Unternehmen müssten sich schon jetzt darauf einstellen, dass auch das beste Freihandelsabkommen nicht mit den bisherigen Wirtschaftsbeziehungen im gemeinsamen EU-Markt vergleichbar sei. So seien etwa Zollformalitäten unvermeidlich. Das seien «die mechanischen Konsequenzen der Bedingungen, die Grossbritannien gewählt hat», betonte Barnier.

Sehr wenig Zeit für Verhandlungen

Grossbritannien war in der Nacht zum Samstag aus der EU ausgetreten. In einer Übergangsfrist bis Jahresende ändert sich aber im Alltag praktisch nichts. Während dieser Zeit wollen sich beide Seiten über die Regelung ihrer künftigen Beziehungen einig werden.

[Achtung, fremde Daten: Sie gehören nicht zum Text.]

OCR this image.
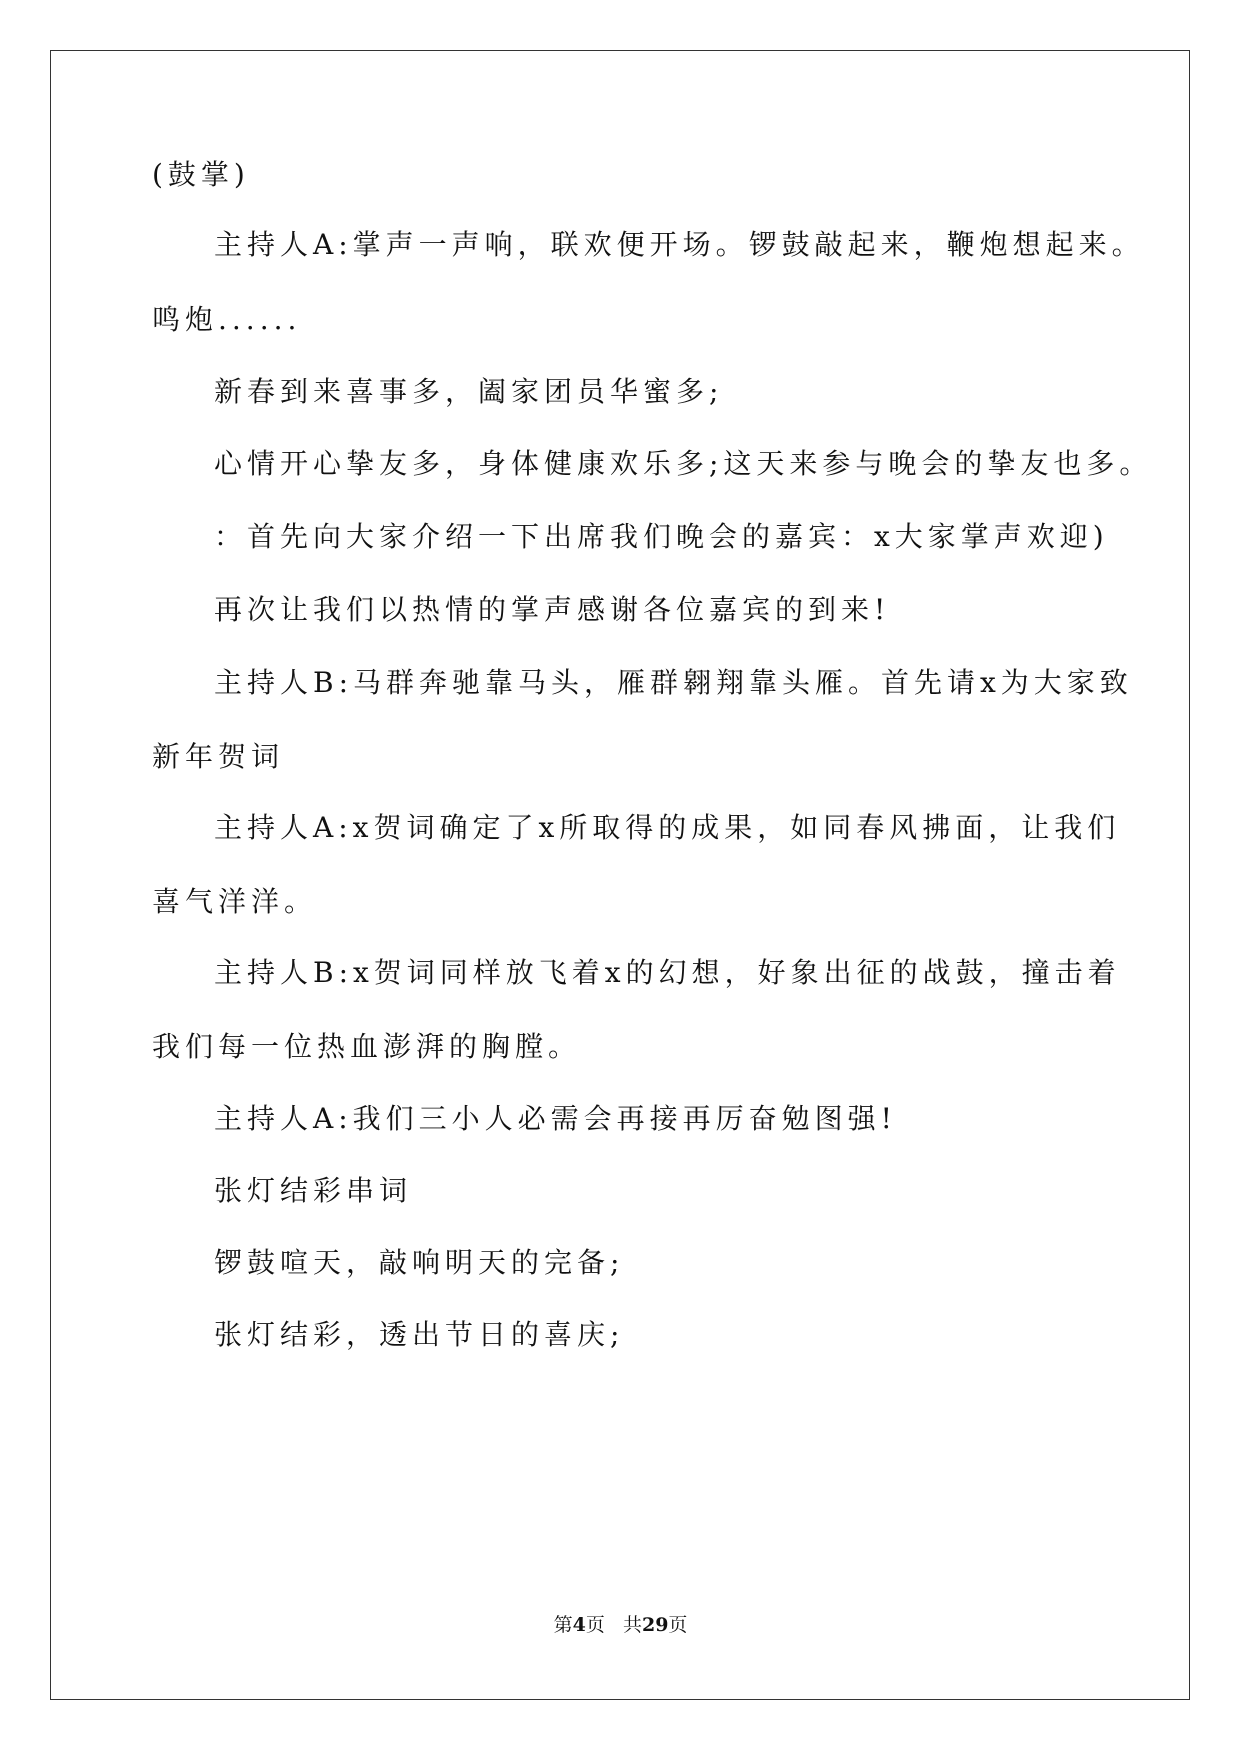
(鼓掌)
主持人A:掌声一声响，联欢便开场。锣鼓敲起来，鞭炮想起来。
鸣炮......
新春到来喜事多，阖家团员华蜜多;
心情开心挚友多，身体健康欢乐多;这天来参与晚会的挚友也多。
：首先向大家介绍一下出席我们晚会的嘉宾：x大家掌声欢迎)
再次让我们以热情的掌声感谢各位嘉宾的到来!
主持人B:马群奔驰靠马头，雁群翱翔靠头雁。首先请x为大家致
新年贺词
主持人A:x贺词确定了x所取得的成果，如同春风拂面，让我们
喜气洋洋。
主持人B:x贺词同样放飞着x的幻想，好象出征的战鼓，撞击着
我们每一位热血澎湃的胸膛。
主持人A:我们三小人必需会再接再厉奋勉图强!
张灯结彩串词
锣鼓喧天，敲响明天的完备;
张灯结彩，透出节日的喜庆;
第4页 共29页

Dabei pocht Brüssel im Gegenzug für ein Freihandelsabkommen aber auf gleiche Wettbewerbsbedingungen: keine Zölle, keine Kontingente, kein Dumping. Neben dem Handel geht es unter anderem um Fischereirechte, Sicherheitsfragen und den Zugriff auf Datenbanken.

Die Frist bis Jahresende gilt eigentlich als viel zu kurz, doch eine Verlängerungsoption um bis zu zwei Jahre, die noch bis Ende Juli offensteht, lehnt Johnson vehement ab. Für Unternehmen bedeutet die aktuelle Situation deshalb weiterhin Ungewissheit.